When Highway 101 comes to Salt Lake City next week for an Aug. 16 concert with the Nitty Gritty Dirt Band, the group will be bringing along its hits ("Whiskey, If You Were a Woman," "Somewhere Tonight," "Cry, Cry, Cry"); it's Best Vocal Group of 1988 award, and plenty of Jack Daniels.
Not the whiskey, the guitarist; probably the most inventive lead guitarist in country music today.Daniels' growling, gutty leads - often played on the bass strings - are showing up all over the industry now. He pioneered the sound. And - along with John Jorgenson of the Desert Rose Band - the man has brought freshness and creativity to country lead playing, a corner of country music that's been sadly neglected over the years.
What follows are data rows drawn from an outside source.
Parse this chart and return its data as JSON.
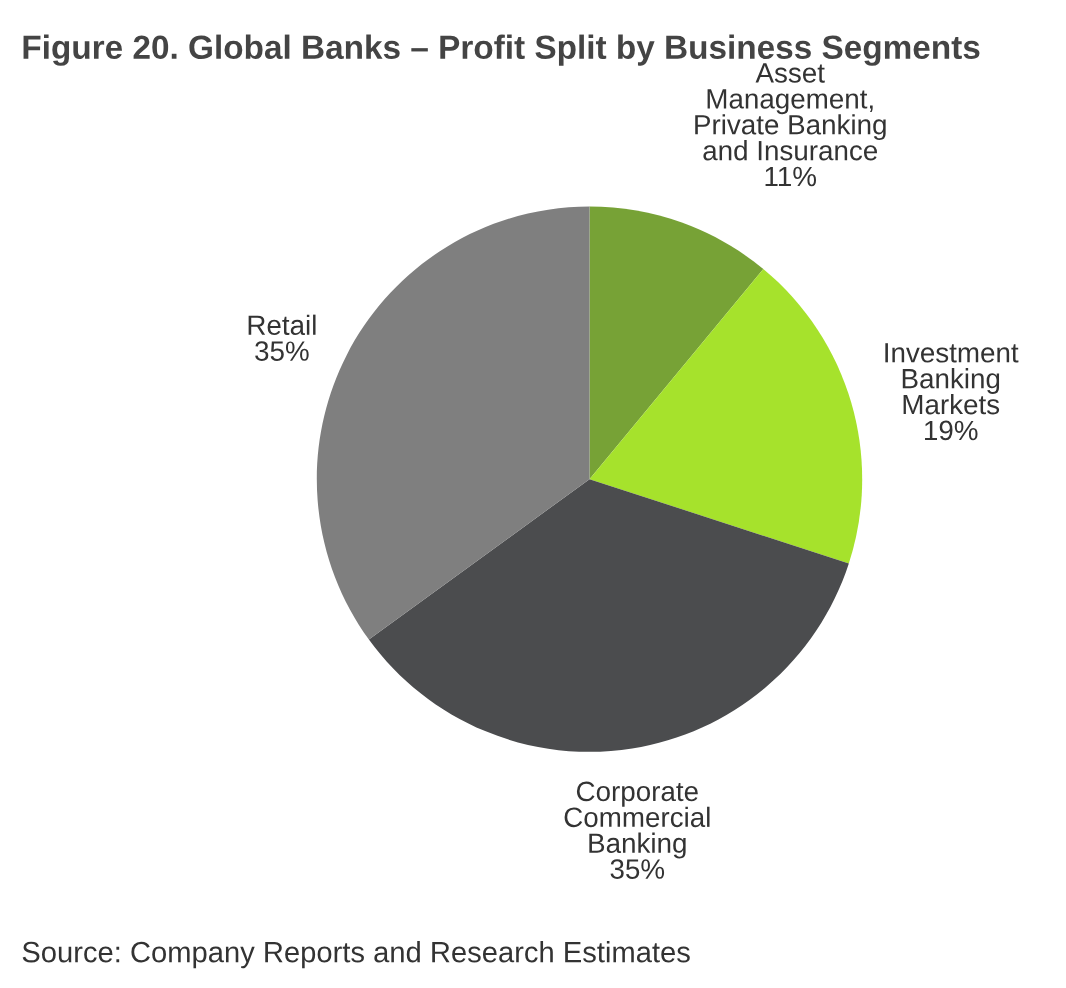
{
  "chart_data": {
    "type": "pie",
    "title": "Figure 20. Global Banks – Profit Split by Business Segments",
    "categories": [
      "Asset\nManagement,\nPrivate Banking\nand Insurance",
      "Investment\nBanking\nMarkets",
      "Corporate\nCommercial\nBanking",
      "Retail"
    ],
    "values": [
      11,
      19,
      35,
      35
    ],
    "value_labels": [
      "11%",
      "19%",
      "35%",
      "35%"
    ],
    "colors": [
      "#77a236",
      "#a6e22c",
      "#4b4c4e",
      "#7f7f7f"
    ],
    "annotations": [
      "Source: Company Reports and Research Estimates"
    ]
  }
}
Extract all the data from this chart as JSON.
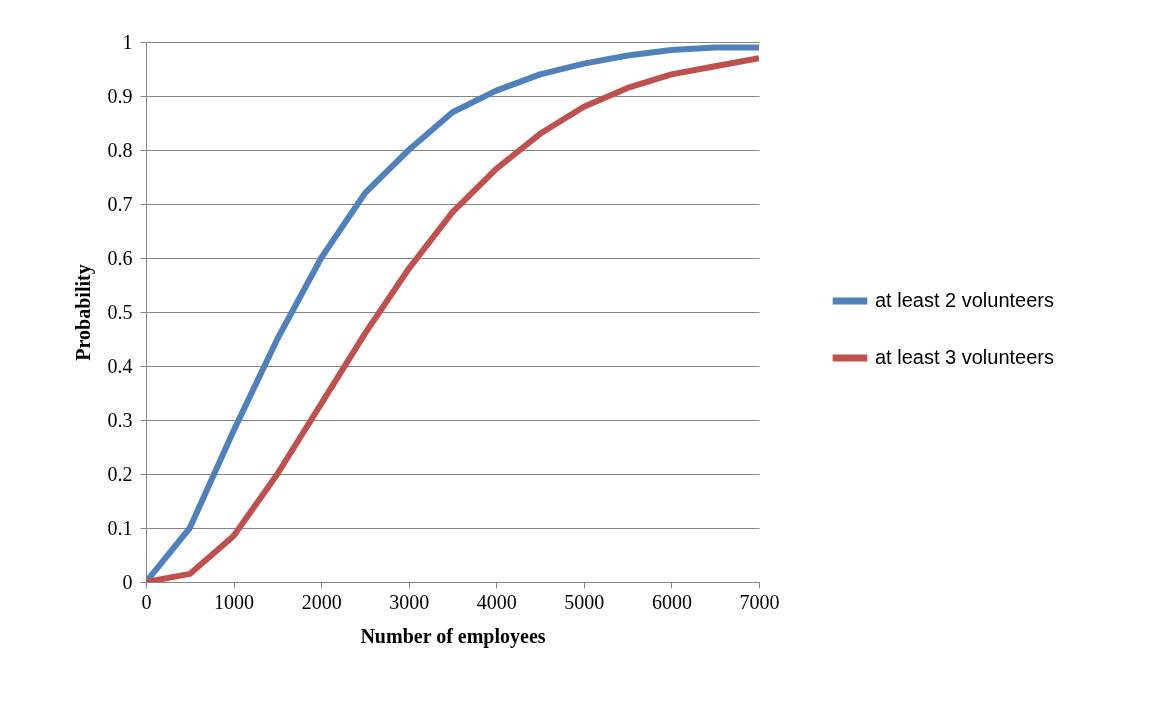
{
  "chart_data": {
    "type": "line",
    "xlabel": "Number of employees",
    "ylabel": "Probability",
    "x": [
      0,
      500,
      1000,
      1500,
      2000,
      2500,
      3000,
      3500,
      4000,
      4500,
      5000,
      5500,
      6000,
      6500,
      7000
    ],
    "series": [
      {
        "name": "at least 2 volunteers",
        "color": "#4f81bd",
        "values": [
          0,
          0.1,
          0.28,
          0.45,
          0.6,
          0.72,
          0.8,
          0.87,
          0.91,
          0.94,
          0.96,
          0.975,
          0.985,
          0.99,
          0.99
        ]
      },
      {
        "name": "at least 3 volunteers",
        "color": "#c0504d",
        "values": [
          0,
          0.015,
          0.085,
          0.2,
          0.33,
          0.46,
          0.58,
          0.685,
          0.765,
          0.83,
          0.88,
          0.915,
          0.94,
          0.955,
          0.97
        ]
      }
    ],
    "xlim": [
      0,
      7000
    ],
    "xticks": [
      0,
      1000,
      2000,
      3000,
      4000,
      5000,
      6000,
      7000
    ],
    "ylim": [
      0,
      1
    ],
    "yticks": [
      0,
      0.1,
      0.2,
      0.3,
      0.4,
      0.5,
      0.6,
      0.7,
      0.8,
      0.9,
      1
    ],
    "grid": "y",
    "legend": "right",
    "marker": "none",
    "line_style": "solid"
  }
}
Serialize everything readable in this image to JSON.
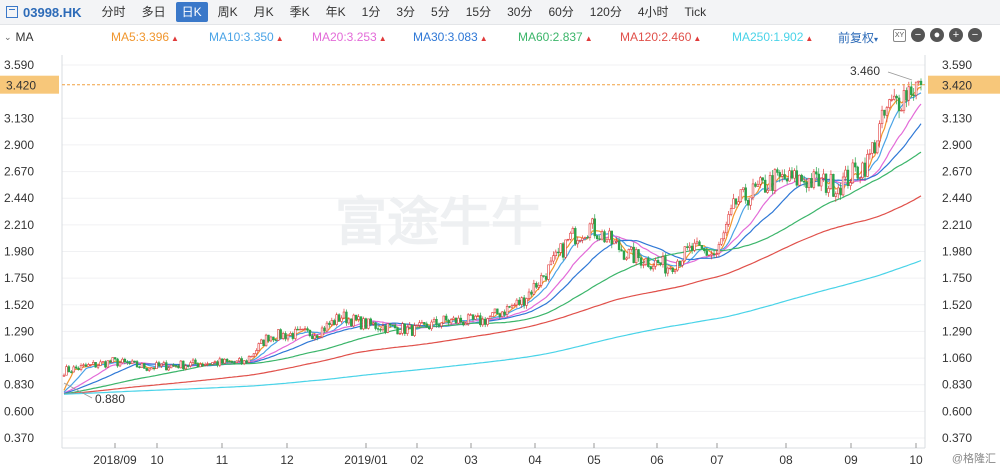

Daniels spoke about his role in Highway 101 in a telephone interview.
"There's a lot of pure country overtones in our style," he said, "but it's traditional music with an edge. There are various influences in the band. Paulette Carlson (the lead singer) is a knock-out vocalist, and Cactus (Moser) on drums has a lot of rock feel. Our producer has been really good at allowing each of our musical influences to come to the top."
For such reasons, Highway 101, like the Desert Rose Band, is seen as a group of musicians with individual faces, styles and contributions; quite unlike the "lead singer backed by generic musicians" so many country music groups seem to be.
And those bass leads of Jack Daniels will probably keep his name on the tongues of listeners for some time.
"The bass lead things evolved while we were cutting the first album," he said. "The rest of the band liked them so much I kept at it. One day we cut `Cry, Cry, Cry' and I had to run out during a break and borrow John Jorgenson's six-string bass. But that was fine. He'd blown up a Vox amp a few weeks before and had borrowed mine, so he owed me a favor."